Sabes que fuiste, para ellos, la única calidez en medio de aquel frío de
muerte.
Hoy de madrugada, muy temprano, te han llamado. Ellos, que
sobrevivieron dentro del infierno, te buscaron. Y ahora, cuando te bajas del
autobús, intentas reconstruir sus rostros, pero sólo aparecen sombras.
Los que sí aparecen, nítidos, son los ojos furiosos de tu
“padre”, antes de cada golpiza. Él, -te han dicho- murió hace siete años, en
medio de una orgía de alcohol y de cuchillos. No te inmutaste al escucharlo.

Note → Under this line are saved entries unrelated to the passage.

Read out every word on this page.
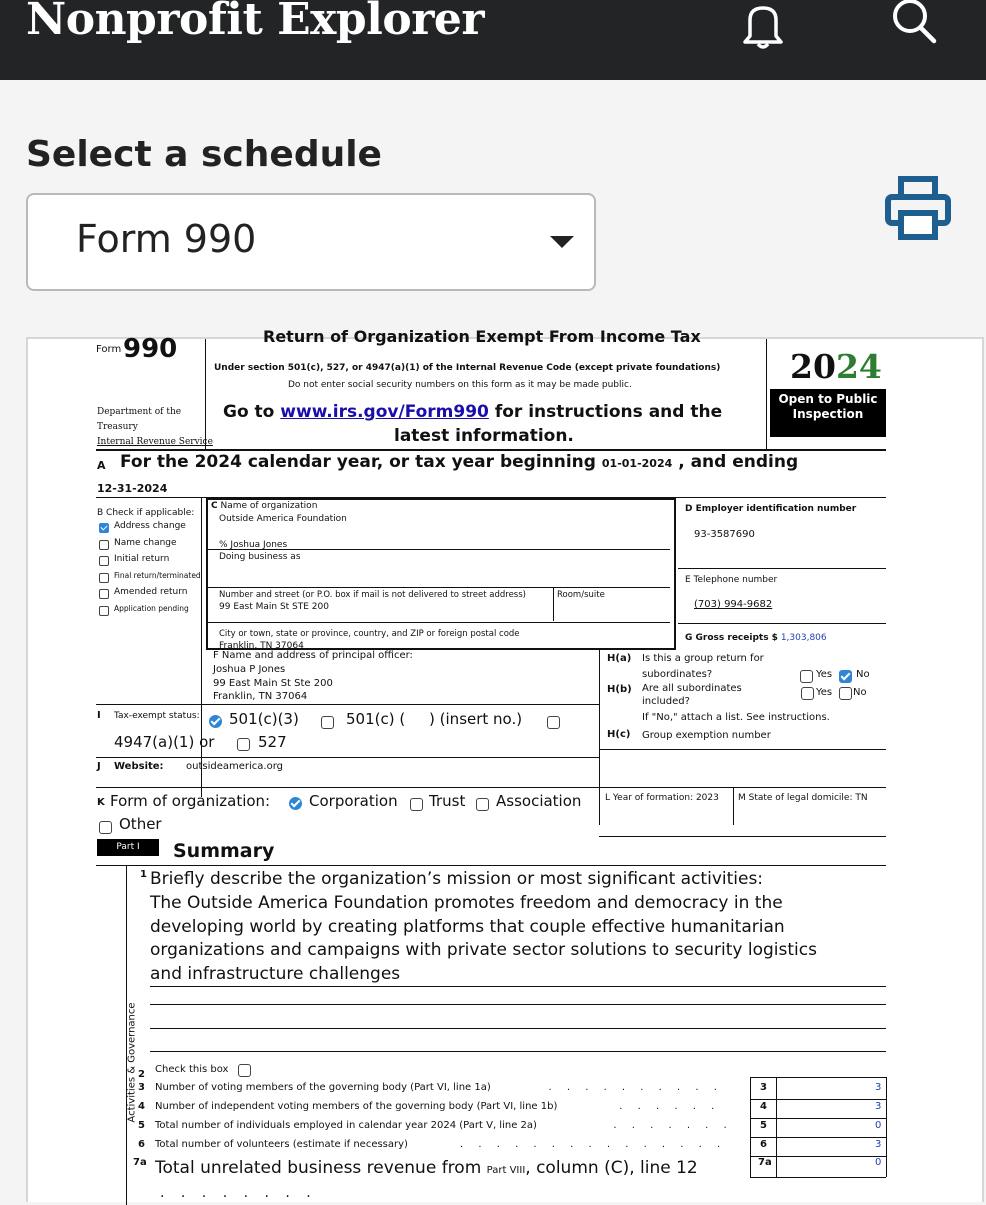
Nonprofit Explorer
Select a schedule
Form 990
Form 990
Department of the
Treasury
Internal Revenue Service
Return of Organization Exempt From Income Tax
Under section 501(c), 527, or 4947(a)(1) of the Internal Revenue Code (except private foundations)
Do not enter social security numbers on this form as it may be made public.
Go to www.irs.gov/Form990 for instructions and the
latest information.
2024
Open to Public Inspection
A For the 2024 calendar year, or tax year beginning 01-01-2024 , and ending
12-31-2024
B Check if applicable:
Address change
Name change
Initial return
Final return/terminated
Amended return
Application pending
C Name of organization
Outside America Foundation
% Joshua Jones
Doing business as
Number and street (or P.O. box if mail is not delivered to street address)	Room/suite
99 East Main St STE 200
City or town, state or province, country, and ZIP or foreign postal code
Franklin, TN 37064
D Employer identification number
93-3587690
E Telephone number
(703) 994-9682
G Gross receipts $ 1,303,806
F Name and address of principal officer:
Joshua P Jones
99 East Main St Ste 200
Franklin, TN 37064
H(a) Is this a group return for
subordinates?	Yes No
H(b) Are all subordinates
included?
Yes No
If "No," attach a list. See instructions.
H(c) Group exemption number
I Tax-exempt status: 501(c)(3)	501(c) (     ) (insert no.)
4947(a)(1) or	527
J Website: outsideamerica.org
K Form of organization:	Corporation Trust Association
Other
L Year of formation: 2023 M State of legal domicile: TN
Part I	Summary
Activities & Governance
1 Briefly describe the organization’s mission or most significant activities:
The Outside America Foundation promotes freedom and democracy in the
developing world by creating platforms that couple effective humanitarian
organizations and campaigns with private sector solutions to security logistics
and infrastructure challenges
2 Check this box
3 Number of voting members of the governing body (Part VI, line 1a)	. . . . . . . . . .	3	3
4 Number of independent voting members of the governing body (Part VI, line 1b)	. . . . . .	4	3
5 Total number of individuals employed in calendar year 2024 (Part V, line 2a)	. . . . . . .	5	0
6 Total number of volunteers (estimate if necessary)	. . . . . . . . . . . . . . .	6	3
7a Total unrelated business revenue from Part VIII, column (C), line 12	7a	0
. . . . . . . .
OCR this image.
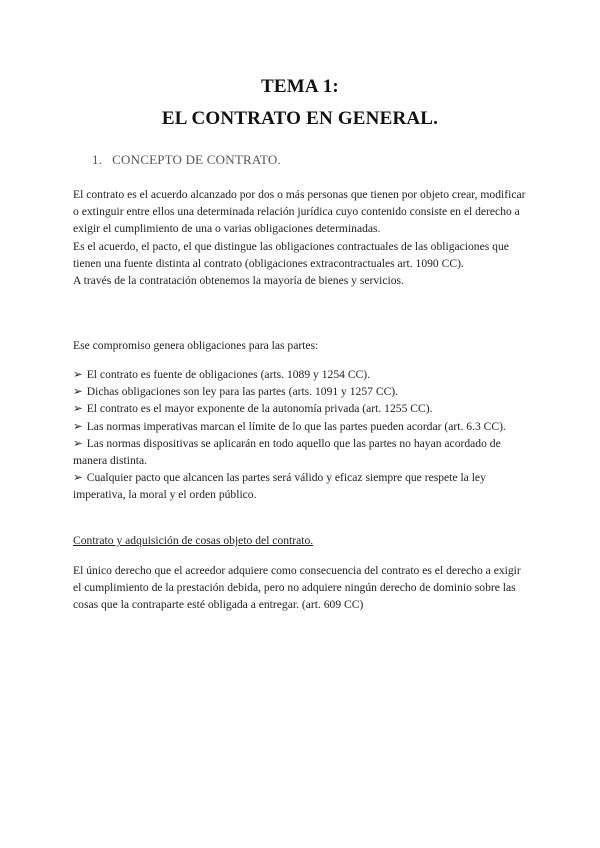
TEMA 1:
EL CONTRATO EN GENERAL.
1. CONCEPTO DE CONTRATO.

El contrato es el acuerdo alcanzado por dos o más personas que tienen por objeto crear, modificar o extinguir entre ellos una determinada relación jurídica cuyo contenido consiste en el derecho a exigir el cumplimiento de una o varias obligaciones determinadas.

Es el acuerdo, el pacto, el que distingue las obligaciones contractuales de las obligaciones que tienen una fuente distinta al contrato (obligaciones extracontractuales art. 1090 CC).

A través de la contratación obtenemos la mayoría de bienes y servicios.

Ese compromiso genera obligaciones para las partes:

➢ El contrato es fuente de obligaciones (arts. 1089 y 1254 CC).

➢ Dichas obligaciones son ley para las partes (arts. 1091 y 1257 CC).

➢ El contrato es el mayor exponente de la autonomía privada (art. 1255 CC).

➢ Las normas imperativas marcan el límite de lo que las partes pueden acordar (art. 6.3 CC).

➢ Las normas dispositivas se aplicarán en todo aquello que las partes no hayan acordado de manera distinta.

➢ Cualquier pacto que alcancen las partes será válido y eficaz siempre que respete la ley imperativa, la moral y el orden público.

Contrato y adquisición de cosas objeto del contrato.

El único derecho que el acreedor adquiere como consecuencia del contrato es el derecho a exigir el cumplimiento de la prestación debida, pero no adquiere ningún derecho de dominio sobre las cosas que la contraparte esté obligada a entregar. (art. 609 CC)
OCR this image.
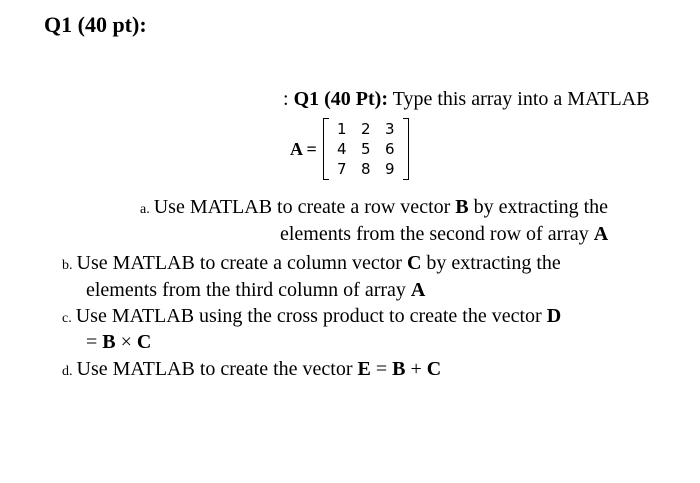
Q1 (40 pt):
: Q1 (40 Pt): Type this array into a MATLAB
A =
1 2 3
4 5 6
7 8 9
a. Use MATLAB to create a row vector B by extracting the
elements from the second row of array A
b. Use MATLAB to create a column vector C by extracting the
elements from the third column of array A
c. Use MATLAB using the cross product to create the vector D
= B × C
d. Use MATLAB to create the vector E = B + C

Sabías que así terminaría.
Caminas, ya por lugares conocidos. Quince años no han
borrado la miseria de aquel barrio, tal vez la han agudizado. Aunque es de
noche, y las luces son muy pocas, todavía puedes orientarte por aquellas
callejuelas. Tus zapatos –ahora llevas zapatos- se hunden en el barro y te
cuesta avanzar, como si una extraña fuerza tratara de impedir que, finalmente,
llegues a tu destino.
Ahora sí. Es allí. Hay un poco más de luz. Un farol y
algunas velas alumbran, fantasmagóricamente, las mismas paredes destartaladas
donde sufriste tus encierros. La cortina que hace las veces de puerta está
recogida sobre las chapas del techo y, nada más entrar, te das de lleno contra
el fin de tus búsquedas.
Unas pocas siluetas, de pelo enmarañado, rodean una caja,
hecha de tablas mal clavadas. Y tú quisieras echarte dentro, para volver a
entrar en ese vientre inanimado, y perderte por ese útero que ya no palpita,
hacia el oscuro mundo del que nunca debiste haber salido.